そうですね。「10年後の目標って何ですか?」ってよく聞かれるんですけど、ないんですよね。直近の目標は考えますが、ロングスパンの目標を持てないんです。というのも、中学の頃から目の前に来たチャンスの扉を開けて開けて開けてきた人間なので、将来のことは予測できない実感があるんです。だから考えても無意味だなって。

-チャンスを掴めるのも実力のうちですが、そのために意識していることはありますか?

常に自分をreadyの状態にしておくことは心がけていますね。

あと、今思うのは、興味ある方向に進むと、自分の好きな人たち、自分が身を置きたいと思えるコミュニティがそこにあるんですよね。その人たちと繋がり、時間を共有する。その積み重ねが、自分の人生の通知表だと考えています。

だから、何を成し遂げたいかというより、「どういう人たちと一緒に生きていきたいか」に重きを置いていますね。

-自分の考えは、周りの人たちからインスパイアされて、ブラッシュアップされていくものですよね。

そう。だから、好きな人と生きていくために、私は映像をコミュニケーションツールにしています。演者に対してだけでなく、チームとしてもです。映像を介すると、お互いが向き合う時間が生まれ、精神的な深い部分で対話ができるんですよね。だから、相手のことをもっと知って、お互いの強みを引き出しあって、いい仕事ができたら最高だなって。

だから、私は日常も仕事も人間関係を切り分けず、同じところでつながっている感覚があります。今でこそやっとできるようになりましたが、すごく贅沢な生き方だと感じますね。

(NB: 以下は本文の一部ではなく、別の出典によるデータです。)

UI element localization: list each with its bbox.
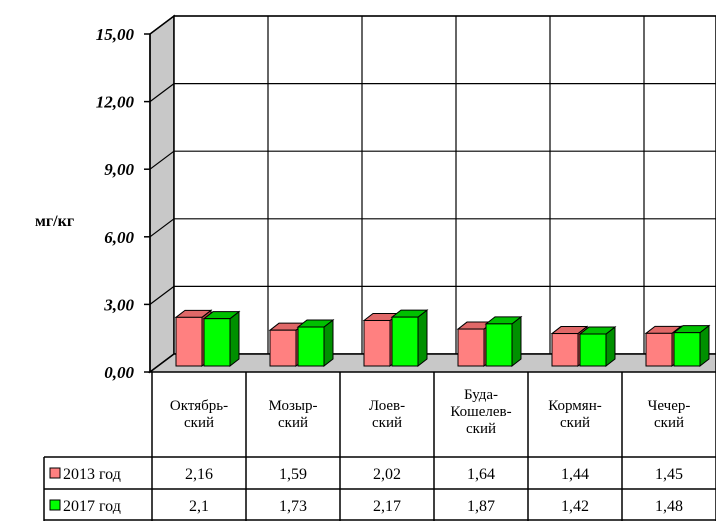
data-label: 1,48	[655, 498, 683, 515]
series-name: 2017 год	[63, 498, 121, 515]
data-label: 2,17	[373, 498, 401, 515]
bar-front	[673, 332, 701, 367]
category-label: ский	[278, 415, 308, 431]
bar-front	[391, 316, 419, 367]
legend-swatch	[49, 467, 61, 479]
gridline-side	[149, 15, 175, 35]
category-label: ский	[184, 415, 214, 431]
data-label: 1,87	[467, 498, 495, 515]
data-table: Октябрь-скийМозыр-скийЛоев-скийБуда-Коше…	[43, 372, 716, 521]
data-label: 1,44	[561, 466, 589, 483]
y-tick-label: 6,00	[104, 228, 134, 247]
bar-front	[485, 323, 513, 367]
bar	[202, 310, 241, 368]
bar	[484, 315, 523, 368]
bar-front	[363, 319, 391, 367]
data-label: 1,42	[561, 498, 589, 515]
bar	[296, 318, 335, 368]
chart-walls	[149, 14, 716, 374]
bar-side	[417, 309, 428, 368]
category-label: Кормян-	[548, 398, 601, 414]
bar-front	[457, 328, 485, 367]
bar	[390, 309, 429, 368]
data-label: 2,16	[185, 466, 213, 483]
bar-front	[175, 316, 203, 367]
bar	[672, 324, 711, 368]
gridline-side	[149, 150, 175, 170]
gridline-side	[149, 83, 175, 103]
data-label: 1,59	[279, 466, 307, 483]
category-label: Мозыр-	[269, 398, 318, 414]
side-wall	[149, 14, 175, 374]
data-label: 1,45	[655, 466, 683, 483]
y-tick-label: 3,00	[103, 295, 134, 314]
legend-swatch	[49, 499, 61, 511]
data-label: 2,1	[189, 498, 209, 515]
back-wall	[173, 15, 716, 355]
category-label: Лоев-	[369, 398, 405, 414]
bar-front	[203, 318, 231, 367]
bar-side	[323, 318, 334, 368]
category-label: ский	[560, 415, 590, 431]
bar-front	[645, 332, 673, 367]
bar	[578, 325, 617, 368]
bar-front	[579, 333, 607, 367]
category-label: ский	[372, 415, 402, 431]
data-label: 1,73	[279, 498, 307, 515]
y-axis-label: мг/кг	[35, 213, 74, 230]
category-label: ский	[466, 421, 496, 437]
series-name: 2013 год	[63, 466, 121, 483]
bar-side	[229, 310, 240, 368]
data-label: 1,64	[467, 466, 495, 483]
category-label: ский	[654, 415, 684, 431]
y-tick-label: 12,00	[96, 93, 135, 112]
y-axis: 0,00 3,00 6,00 9,00 12,00 15,00	[96, 25, 151, 382]
bar-front	[297, 326, 325, 367]
y-tick-label: 15,00	[96, 25, 135, 44]
gridline-side	[149, 218, 175, 238]
bars	[174, 309, 711, 368]
bar-side	[511, 315, 522, 368]
data-label: 2,02	[373, 466, 401, 483]
category-label: Кошелев-	[450, 404, 511, 420]
gridlines	[149, 15, 716, 354]
gridline-side	[149, 285, 175, 305]
y-tick-label: 9,00	[104, 160, 134, 179]
category-label: Октябрь-	[170, 398, 228, 414]
y-tick-label: 0,00	[104, 363, 134, 382]
bar-front	[269, 329, 297, 367]
category-label: Буда-	[464, 387, 498, 403]
category-label: Чечер-	[648, 398, 691, 414]
bar-front	[551, 333, 579, 367]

自分の気持ちに嘘をつかない。それは、自分に対してだけでなく、周りの人に対しても誠実でいる証。いつも自分に素直であるからこそ、他者との本物の信頼関係や絆も築けるのでしょう。Shioriさんのように自分の感性を信じて生きてみると、自分の好きな人たちやチャンスがめぐってくるような希望を感じました。